Jesus is very aware of your suffering. He does not want it, He wants you to be happy. You have the same love for your husband that I had, and that is a great gift from God. So is your perseverance to stay with him, I believe. My husband wanted to divorce, too (for what?! I asked:What did I do?!? I refused to divorce him...not good for my kids or society.) Use your (and your family's) guardian angels for help. You can see their immediate help. Pay attention to them- they watch over you, cry with you, and order things the way God wishes.
Your suffering won't last forever. Hang in there. God is in charge, even if it feels like hell. I always wonder why God just didn't correct everything right away, when I asked for it. I still wonder why I suffered so much, and for so long. I have to pray to understand more.

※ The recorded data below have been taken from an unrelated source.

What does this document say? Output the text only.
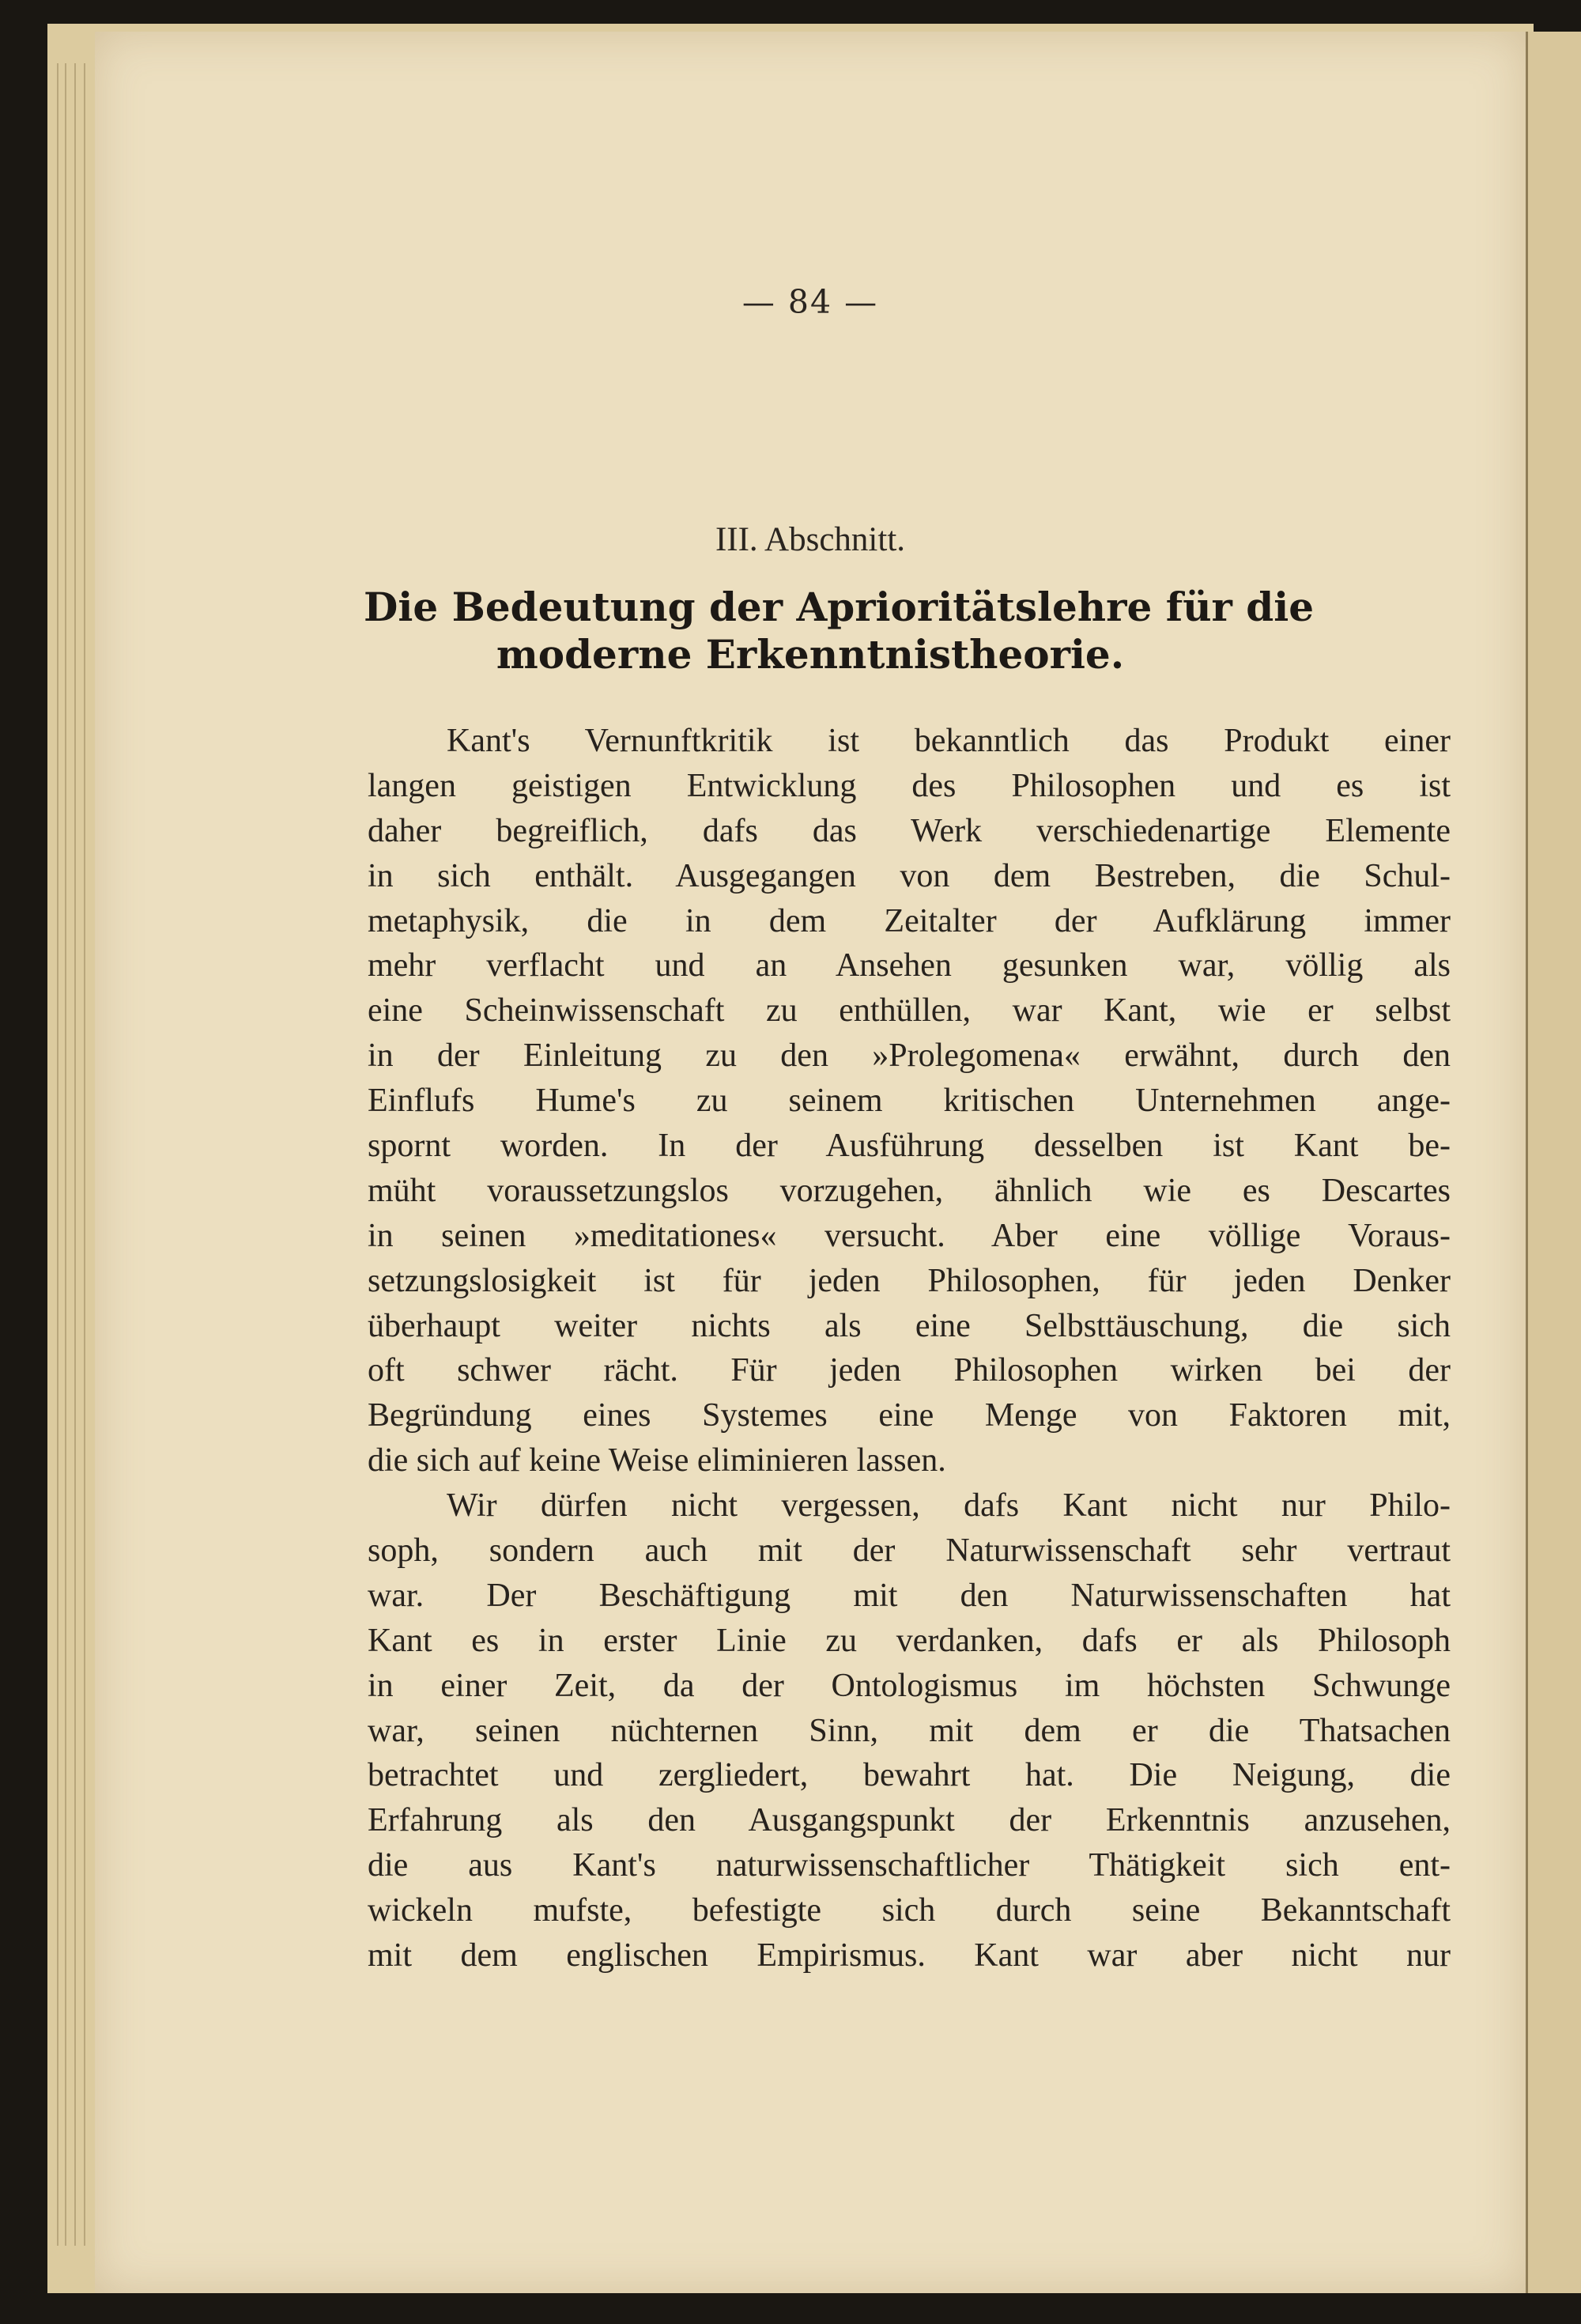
— 84 —
III. Abschnitt.
Die Bedeutung der Aprioritätslehre für die
moderne Erkenntnistheorie.
Kant's Vernunftkritik ist bekanntlich das Produkt einer
langen geistigen Entwicklung des Philosophen und es ist
daher begreiflich, dafs das Werk verschiedenartige Elemente
in sich enthält. Ausgegangen von dem Bestreben, die Schul-
metaphysik, die in dem Zeitalter der Aufklärung immer
mehr verflacht und an Ansehen gesunken war, völlig als
eine Scheinwissenschaft zu enthüllen, war Kant, wie er selbst
in der Einleitung zu den »Prolegomena« erwähnt, durch den
Einflufs Hume's zu seinem kritischen Unternehmen ange-
spornt worden. In der Ausführung desselben ist Kant be-
müht voraussetzungslos vorzugehen, ähnlich wie es Descartes
in seinen »meditationes« versucht. Aber eine völlige Voraus-
setzungslosigkeit ist für jeden Philosophen, für jeden Denker
überhaupt weiter nichts als eine Selbsttäuschung, die sich
oft schwer rächt. Für jeden Philosophen wirken bei der
Begründung eines Systemes eine Menge von Faktoren mit,
die sich auf keine Weise eliminieren lassen.
Wir dürfen nicht vergessen, dafs Kant nicht nur Philo-
soph, sondern auch mit der Naturwissenschaft sehr vertraut
war. Der Beschäftigung mit den Naturwissenschaften hat
Kant es in erster Linie zu verdanken, dafs er als Philosoph
in einer Zeit, da der Ontologismus im höchsten Schwunge
war, seinen nüchternen Sinn, mit dem er die Thatsachen
betrachtet und zergliedert, bewahrt hat. Die Neigung, die
Erfahrung als den Ausgangspunkt der Erkenntnis anzusehen,
die aus Kant's naturwissenschaftlicher Thätigkeit sich ent-
wickeln mufste, befestigte sich durch seine Bekanntschaft
mit dem englischen Empirismus. Kant war aber nicht nur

Keep in mind that God has a mission for you....!
I really will pray that nothing that I typed will lead you away from the Truth- Jesus.
Pray to Mary!!
I bid you and your family- no matter how messy they are- peace and love.


#35

I am wondering what help you want. Every solution people give you gets shot down with a yeah but…all you want is for people to say. It’s okay honey we will pray for you.
you have choices, you have options…it’s a lot harder for a man to get custody than you think. It doesn’t sound like you really want to change your situation. I actually feel compassion for both you and you child, but compassion doesn’t mean saying "hey it’s okay to raise your kid this way."
Sometimes compassion means, “hey, look what your doing! look at hoe you are allowing your child to live and put up with!”